Software

Cheetah: Boosting Scientific Computing with Heterogeneous Processors

Commodity hardware nowadays includes not only many-core CPUs but also Graphics Processing Units (GPUs), whose data-parallel computational capabilities have been growing at an exponential rate. This computational power can be used for purposes other than graphics-oriented applications, such as processor-intensive algorithms like those found in the scientific computing setting. Cheetah is a framework that distributes computationally intensive programs over a networked set of CPUs and GPUs, allowing to use these resources in a Single System Image-like approach. A software developer using Cheetah only needs to specify a set of processor-independent OpenCL kernels to enable her program to use all of the available processing units. This program may then scale up as more powerful and diverse computing resources become available with no need for further customization or recompilation. Our experimentation has shown that the system, even in the presence of limited computing resources, can in some cases enable speedups of up to two orders of magnitude with reduced application development efforts.

CTL — Consistent Software Transactonal Layer

2009/11/01 — CTL is a Software Transactional Memory Framework based in TL2 by Dave Dice, Ori Shalev and Nir Shavit. It includes a number of new features and optiizations over TL2. These new features and optimizations are btter described in Goçalo Cunha's MSc thesis (see below). CTL also includes a GNU Autoconf script to ease the installatioin process.

Fiddle - Flexible Interface for Distributed Debugging (Library and Engine)

Fiddle is a distributed debugging engine, independent from the user interface, and supports on-line interactive correctness debugging of distributed programs executing in heterogeneous systems. It include support for high-level user-definable abstractions, multiple user-interfaces concurrently steering the same distributed program, which are synchronized to always have a consistent view of the program being debugged.
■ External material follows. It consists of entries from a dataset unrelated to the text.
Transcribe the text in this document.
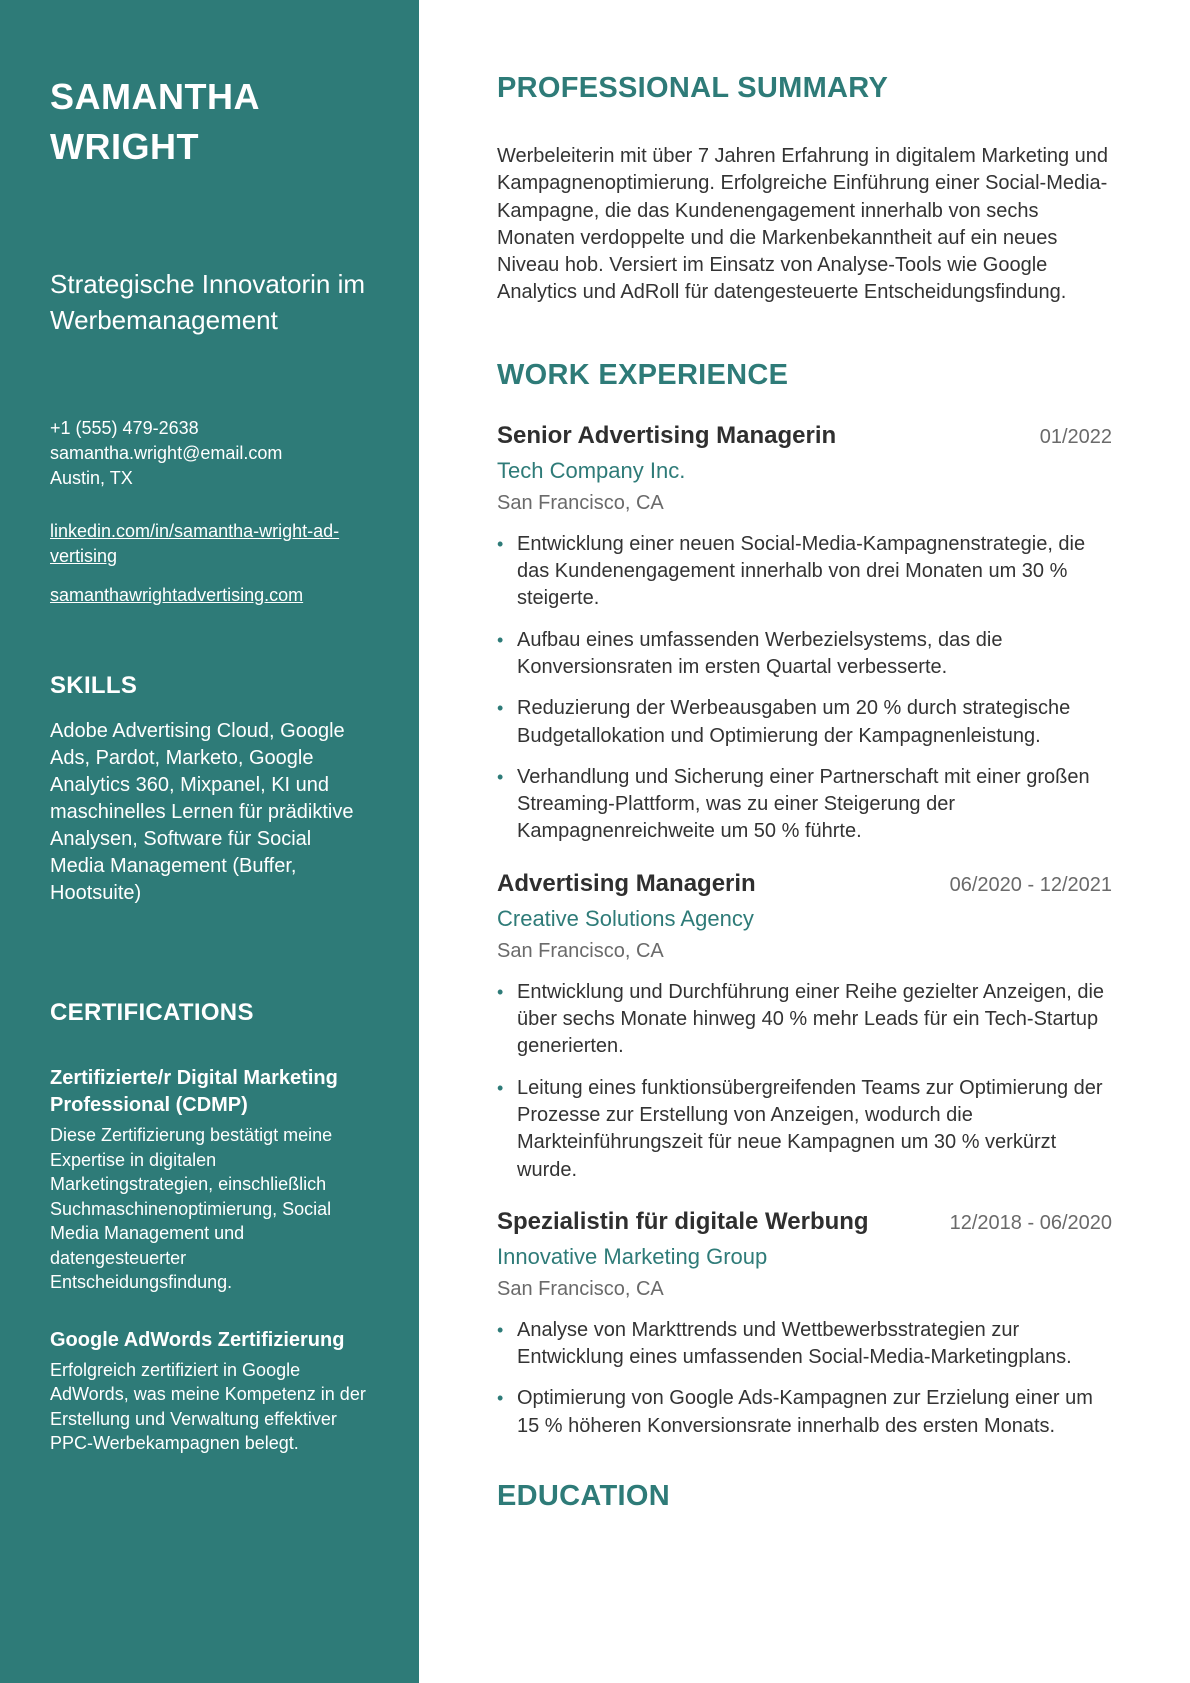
SAMANTHA WRIGHT
Strategische Innovatorin im Werbemanagement
+1 (555) 479-2638
samantha.wright@email.com
Austin, TX
linkedin.com/in/samantha-wright-ad-vertising
samanthawrightadvertising.com
SKILLS
Adobe Advertising Cloud, Google Ads, Pardot, Marketo, Google Analytics 360, Mixpanel, KI und maschinelles Lernen für prädiktive Analysen, Software für Social Media Management (Buffer, Hootsuite)
CERTIFICATIONS
Zertifizierte/r Digital Marketing Professional (CDMP)
Diese Zertifizierung bestätigt meine Expertise in digitalen Marketingstrategien, einschließlich Suchmaschinenoptimierung, Social Media Management und datengesteuerter Entscheidungsfindung.
Google AdWords Zertifizierung
Erfolgreich zertifiziert in Google AdWords, was meine Kompetenz in der Erstellung und Verwaltung effektiver PPC-Werbekampagnen belegt.
PROFESSIONAL SUMMARY
Werbeleiterin mit über 7 Jahren Erfahrung in digitalem Marketing und Kampagnenoptimierung. Erfolgreiche Einführung einer Social-Media-Kampagne, die das Kundenengagement innerhalb von sechs Monaten verdoppelte und die Markenbekanntheit auf ein neues Niveau hob. Versiert im Einsatz von Analyse-Tools wie Google Analytics und AdRoll für datengesteuerte Entscheidungsfindung.
WORK EXPERIENCE
Senior Advertising Managerin	01/2022
Tech Company Inc.
San Francisco, CA
• Entwicklung einer neuen Social-Media-Kampagnenstrategie, die das Kundenengagement innerhalb von drei Monaten um 30 % steigerte.
• Aufbau eines umfassenden Werbezielsystems, das die Konversionsraten im ersten Quartal verbesserte.
• Reduzierung der Werbeausgaben um 20 % durch strategische Budgetallokation und Optimierung der Kampagnenleistung.
• Verhandlung und Sicherung einer Partnerschaft mit einer großen Streaming-Plattform, was zu einer Steigerung der Kampagnenreichweite um 50 % führte.
Advertising Managerin	06/2020 - 12/2021
Creative Solutions Agency
San Francisco, CA
• Entwicklung und Durchführung einer Reihe gezielter Anzeigen, die über sechs Monate hinweg 40 % mehr Leads für ein Tech-Startup generierten.
• Leitung eines funktionsübergreifenden Teams zur Optimierung der Prozesse zur Erstellung von Anzeigen, wodurch die Markteinführungszeit für neue Kampagnen um 30 % verkürzt wurde.
Spezialistin für digitale Werbung	12/2018 - 06/2020
Innovative Marketing Group
San Francisco, CA
• Analyse von Markttrends und Wettbewerbsstrategien zur Entwicklung eines umfassenden Social-Media-Marketingplans.
• Optimierung von Google Ads-Kampagnen zur Erzielung einer um 15 % höheren Konversionsrate innerhalb des ersten Monats.
EDUCATION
JTraceView — A Visualizer for Transactional Memory Computations

2010/11/07 — JTraceView is a tool that logs the starting and ending of memory transactions and all the memory accesses within those memory transactions. This log is then used to visualize the program behavior, graphically displaying both statistical information and a time-space diagram. Developed under the supervision of Prof. João Lourenço, with contributions from Ricardo Dias, Vasco Pessanha, Ricardo Pinto, and Diogo Sousa.

If you use this software please cite the following paper:

LaTeX thesis template “NOVAthesis”

About

The NOVAthesis LaTeX class is a template for academic monographs, initially designed for PhD and MSc thesis/dissertations at NOVA School of Science and Technology (FCT-NOVA), Portugal. The class provides utilities to easily set up the cover page, the front matter pages, the page headers, etc. complying to the official guidelines of the FCT-NOVA.

MoTH: Practical Verification of High-Level Dataraces in Transactional Memory Programs

Transactional Memory (TM) is an approach to concurrency control in general purpose programming languages that inherits the concept of transaction from the database setting. Unlike other language constructs such as locks, TM has an optimistic approach to concurrency control by allowing more than one thread to access simultaneously the same critical section. A transaction always executes as if it is alone in the system, and in the end its effects are undone (rolled back) if it conflicts with another concurrent transactions. In spite of the potential for increasing scalability and performance, TM is a recent and developing programming model and still has a very limited impact in real-world applications.

Designing and developing concurrent software is difficult and error prone. Concurrent programs exhibit concurrency anomalies that originate faults and failures. Despite some claims that TM programs are less error prone, they still exhibit concurrency anomalies such as high-level dataraces, i.e., wrong delimitations of transactions' scope, and stale-value errors, that occur when the value of a shared variable jumps from an atomic block to another.

Programs with this kind of anomalies can exhibit unpredictable and wrong behaviour, not fulfilling the goals for which they were conceived.

This work aims the detection of anomalies through static analysis of transactional Java ByteCode programs that execute in strong atomicity. A extensible and flexible framework is proposed, which can be extended with plugins that detect specific types of anomalies.

With this framework we expect to prove that high-level dataraces and stale-value errors can be detected with reasonable precision through static analysis.